Torcher le gaz pour ne pas le vendre : l’aberration climatique
Torcher le gaz pour ne pas le vendre : l’aberration climatique

À l’écart des regards, une pratique industrielle continue de faire flamber le climat. Le torchage, cet acte de brûler le gaz associé à l’extraction du pétrole, a explosé ces dernières années malgré les alertes. Selon les données récemment analysées pour la Banque mondiale, ce procédé a généré près de 400 millions de tonnes de gaz à effet de serre, soit davantage que toutes les émissions françaises en une année. Des panaches de feu bien visibles, mais dont l’impact reste largement sous-estimé. Au Texas, le spectacle est familier : des torches enflammées sur fond de derricks, alimentées par le gaz évacué des gisements. Ce gaz, au lieu d’être valorisé, est sacrifié pour éviter les surpressions. Résultat : des panaches de dioxyde de carbone libérés dans l’atmosphère, avec des conséquences climatiques qui s’étendent sur des siècles. Pour Sharon Wilson, militante de l’association Oilfield Witness, ces flammes sont bien plus qu’un symbole industriel : elles incarnent une irresponsabilité persistante.

Un système de gaspillage organisé

Ce qui aggrave encore le constat, c’est ce que l’œil nu ne voit pas. À côté de certaines torchères actives, d’autres semblent éteintes. Pourtant, sous l’objectif infrarouge d’une caméra spécialisée, une fuite invisible devient flagrante : du méthane s’échappe à pleine puissance. Ce gaz, 80 fois plus réchauffant que le CO2 sur le court terme, s’élève librement. Chaque jour, des milliers de tonnes s’évaporent ainsi dans l’atmosphère, faute de contrôle ou d’entretien. Le scandale est connu des militants mais aussi des experts. La société française Kayrros a documenté ces rejets à l’aide d’images satellites. En 2024, le torchage mondial a atteint un sommet inédit depuis deux décennies.

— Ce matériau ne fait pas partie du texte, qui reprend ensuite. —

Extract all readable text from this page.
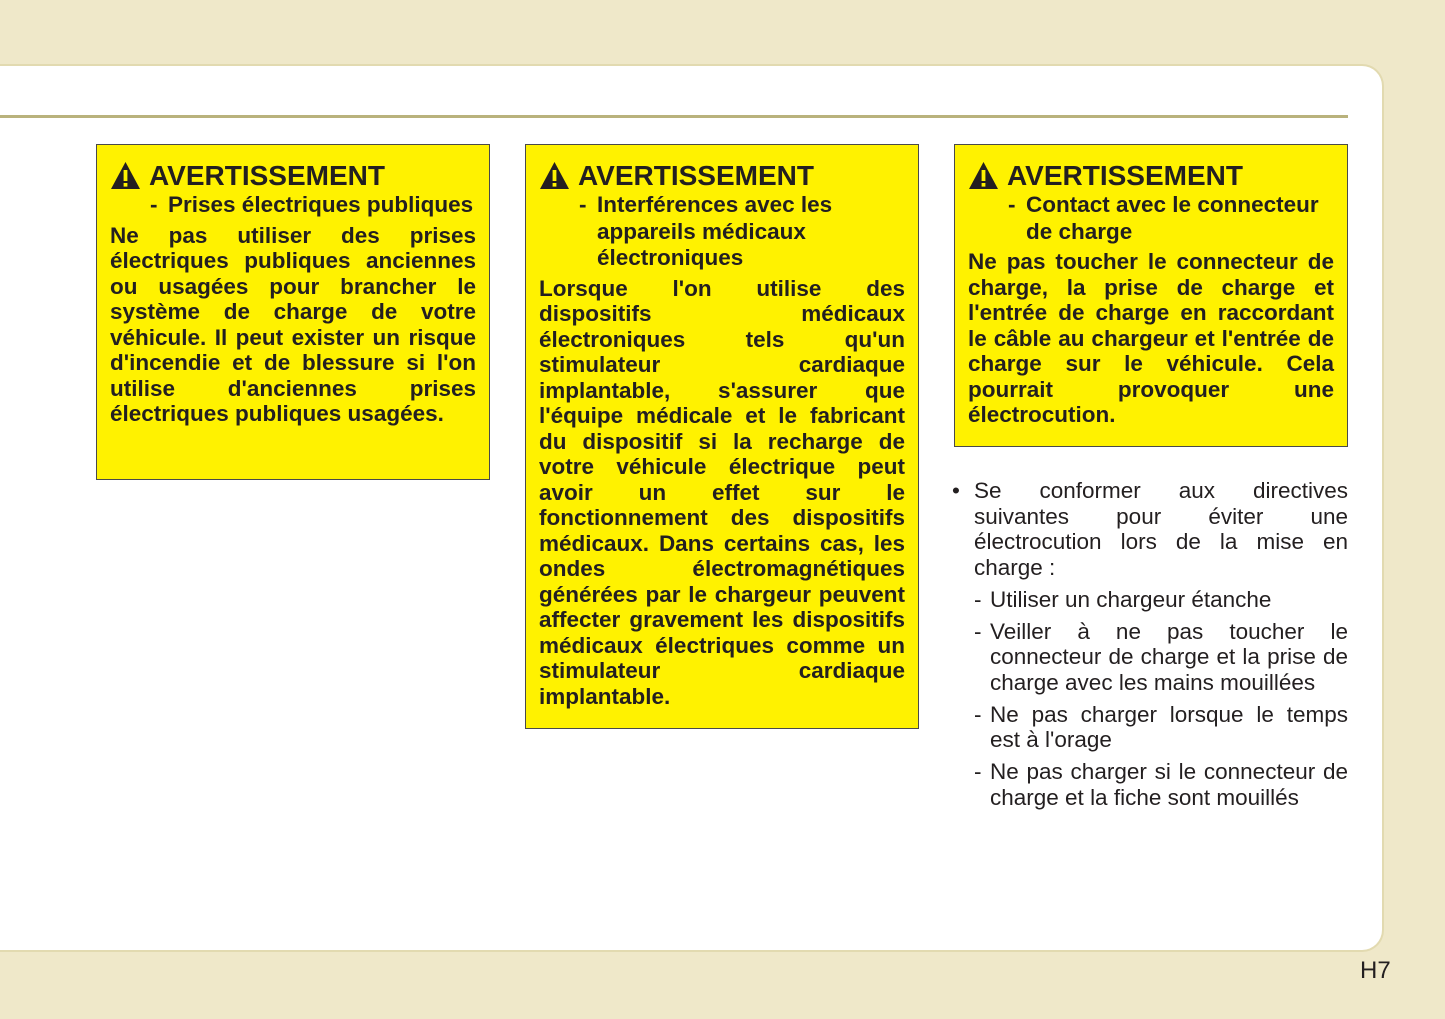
AVERTISSEMENT
- Prises électriques publiques
Ne pas utiliser des prises électriques publiques anciennes ou usagées pour brancher le système de charge de votre véhicule. Il peut exister un risque d'incendie et de blessure si l'on utilise d'anciennes prises électriques publiques usagées.
AVERTISSEMENT
- Interférences avec les appareils médicaux électroniques
Lorsque l'on utilise des dispositifs médicaux électroniques tels qu'un stimulateur cardiaque implantable, s'assurer que l'équipe médicale et le fabricant du dispositif si la recharge de votre véhicule électrique peut avoir un effet sur le fonctionnement des dispositifs médicaux. Dans certains cas, les ondes électromagnétiques générées par le chargeur peuvent affecter gravement les dispositifs médicaux électriques comme un stimulateur cardiaque implantable.
AVERTISSEMENT
- Contact avec le connecteur de charge
Ne pas toucher le connecteur de charge, la prise de charge et l'entrée de charge en raccordant le câble au chargeur et l'entrée de charge sur le véhicule. Cela pourrait provoquer une électrocution.
• Se conformer aux directives suivantes pour éviter une électrocution lors de la mise en charge :
- Utiliser un chargeur étanche
- Veiller à ne pas toucher le connecteur de charge et la prise de charge avec les mains mouillées
- Ne pas charger lorsque le temps est à l'orage
- Ne pas charger si le connecteur de charge et la fiche sont mouillés
H7
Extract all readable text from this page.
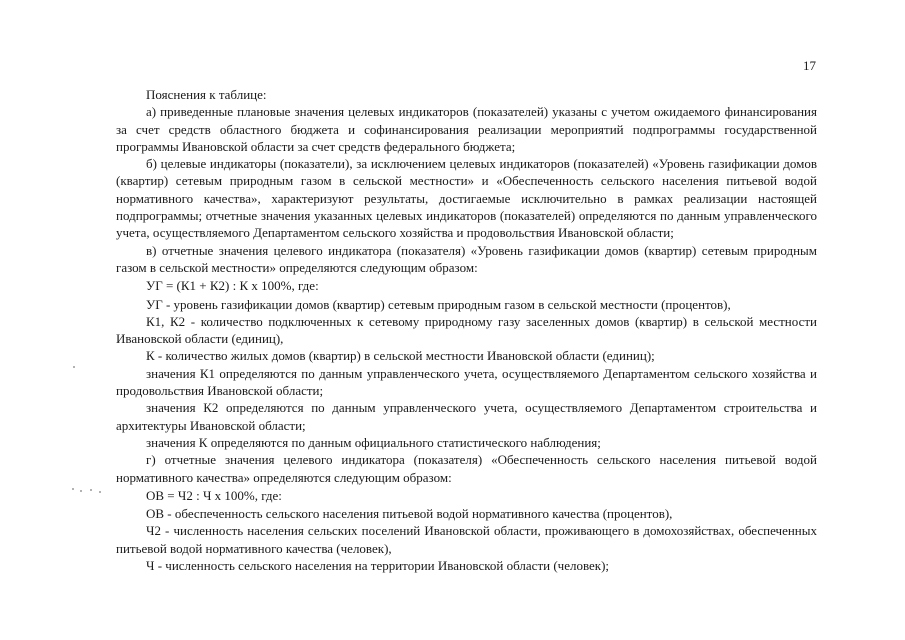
17

Пояснения к таблице:

а) приведенные плановые значения целевых индикаторов (показателей) указаны с учетом ожидаемого финансирования за счет средств областного бюджета и софинансирования реализации мероприятий подпрограммы государственной программы Ивановской области за счет средств федерального бюджета;

б) целевые индикаторы (показатели), за исключением целевых индикаторов (показателей) «Уровень газификации домов (квартир) сетевым природным газом в сельской местности» и «Обеспеченность сельского населения питьевой водой нормативного качества», характеризуют результаты, достигаемые исключительно в рамках реализации настоящей подпрограммы; отчетные значения указанных целевых индикаторов (показателей) определяются по данным управленческого учета, осуществляемого Департаментом сельского хозяйства и продовольствия Ивановской области;

в) отчетные значения целевого индикатора (показателя) «Уровень газификации домов (квартир) сетевым природным газом в сельской местности» определяются следующим образом:

УГ = (К1 + К2) : К х 100%, где:

УГ - уровень газификации домов (квартир) сетевым природным газом в сельской местности (процентов),

К1, К2 - количество подключенных к сетевому природному газу заселенных домов (квартир) в сельской местности Ивановской области (единиц),

К - количество жилых домов (квартир) в сельской местности Ивановской области (единиц);

значения К1 определяются по данным управленческого учета, осуществляемого Департаментом сельского хозяйства и продовольствия Ивановской области;

значения К2 определяются по данным управленческого учета, осуществляемого Департаментом строительства и архитектуры Ивановской области;

значения К определяются по данным официального статистического наблюдения;

г) отчетные значения целевого индикатора (показателя) «Обеспеченность сельского населения питьевой водой нормативного качества» определяются следующим образом:

ОВ = Ч2 : Ч х 100%, где:

ОВ - обеспеченность сельского населения питьевой водой нормативного качества (процентов),

Ч2 - численность населения сельских поселений Ивановской области, проживающего в домохозяйствах, обеспеченных питьевой водой нормативного качества (человек),

Ч - численность сельского населения на территории Ивановской области (человек);
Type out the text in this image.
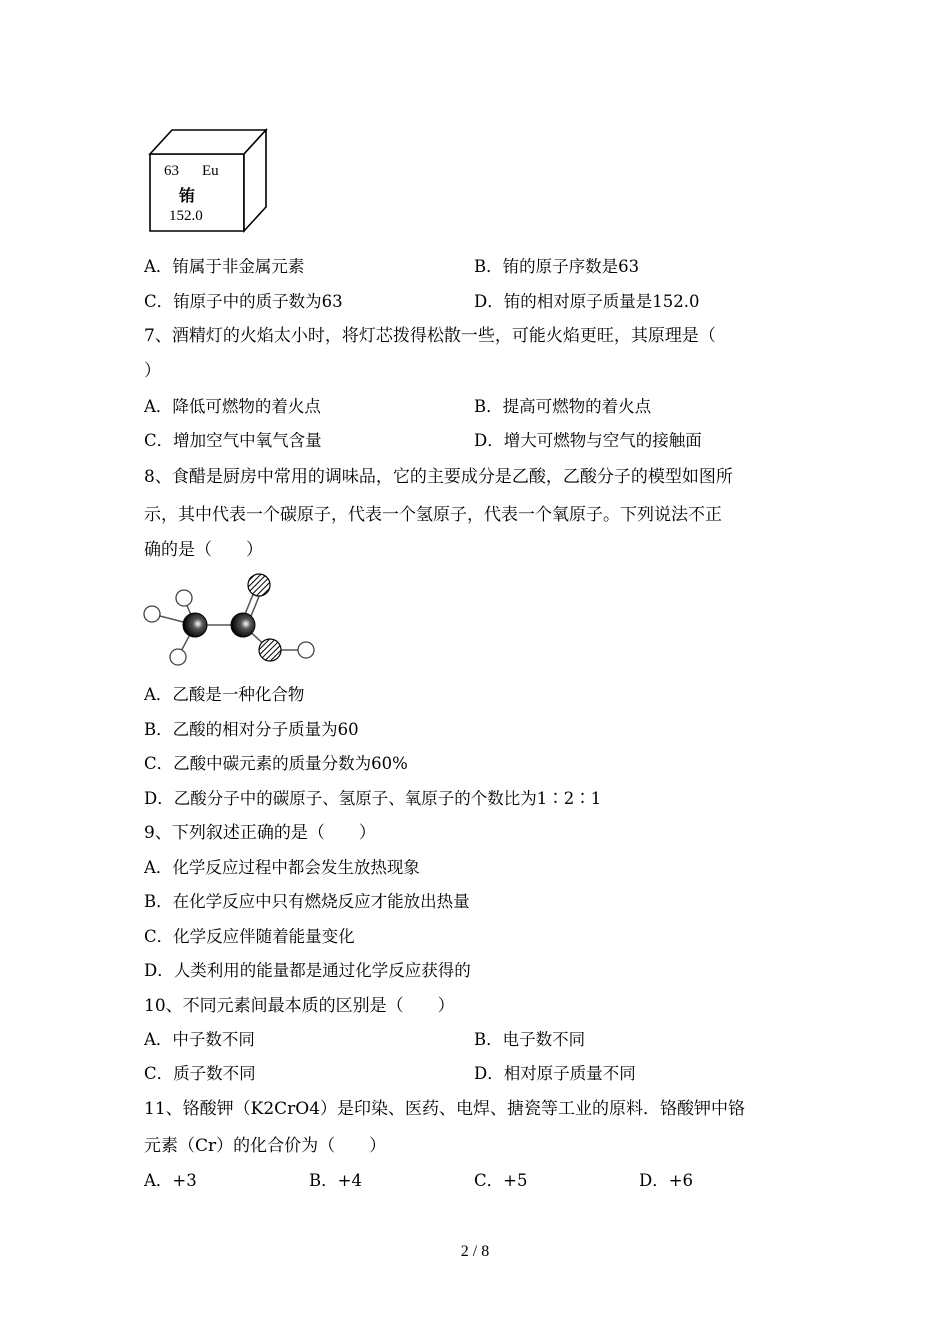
63 Eu
铕
152.0
A．铕属于非金属元素	B．铕的原子序数是63
C．铕原子中的质子数为63	D．铕的相对原子质量是152.0
7、酒精灯的火焰太小时，将灯芯拨得松散一些，可能火焰更旺，其原理是（
）
A．降低可燃物的着火点	B．提高可燃物的着火点
C．增加空气中氧气含量	D．增大可燃物与空气的接触面
8、食醋是厨房中常用的调味品，它的主要成分是乙酸，乙酸分子的模型如图所
示，其中代表一个碳原子，代表一个氢原子，代表一个氧原子。下列说法不正
确的是（　　）
A．乙酸是一种化合物
B．乙酸的相对分子质量为60
C．乙酸中碳元素的质量分数为60%
D．乙酸分子中的碳原子、氢原子、氧原子的个数比为1∶2∶1
9、下列叙述正确的是（　　）
A．化学反应过程中都会发生放热现象
B．在化学反应中只有燃烧反应才能放出热量
C．化学反应伴随着能量变化
D．人类利用的能量都是通过化学反应获得的
10、不同元素间最本质的区别是（　　）
A．中子数不同	B．电子数不同
C．质子数不同	D．相对原子质量不同
11、铬酸钾（K2CrO4）是印染、医药、电焊、搪瓷等工业的原料．铬酸钾中铬
元素（Cr）的化合价为（　　）
A．+3	B．+4	C．+5	D．+6
2 / 8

Quentin Peyle, spécialiste de la pollution atmosphérique, estime que les volumes de CO2 émis dépassent ceux de pays entiers. La cartographie des zones les plus polluantes confirme que les majors du pétrole continuent de privilégier le confort du rejet au prix de la captation ou de la valorisation du gaz. Pourtant, il existe des technologies simples pour récupérer ce gaz naturel. Mais faute de volonté ou de rentabilité immédiate, la majorité des exploitants préfère le brûler, ou pire, le laisser fuir. Résultat : des quantités astronomiques de gaz à effet de serre sacrifiées dans l’indifférence. Le torchage, vestige d’une ère d’abondance, devient ainsi le symbole d’un aveuglement industriel qui persiste alors que l’urgence climatique ne cesse de s’aggraver.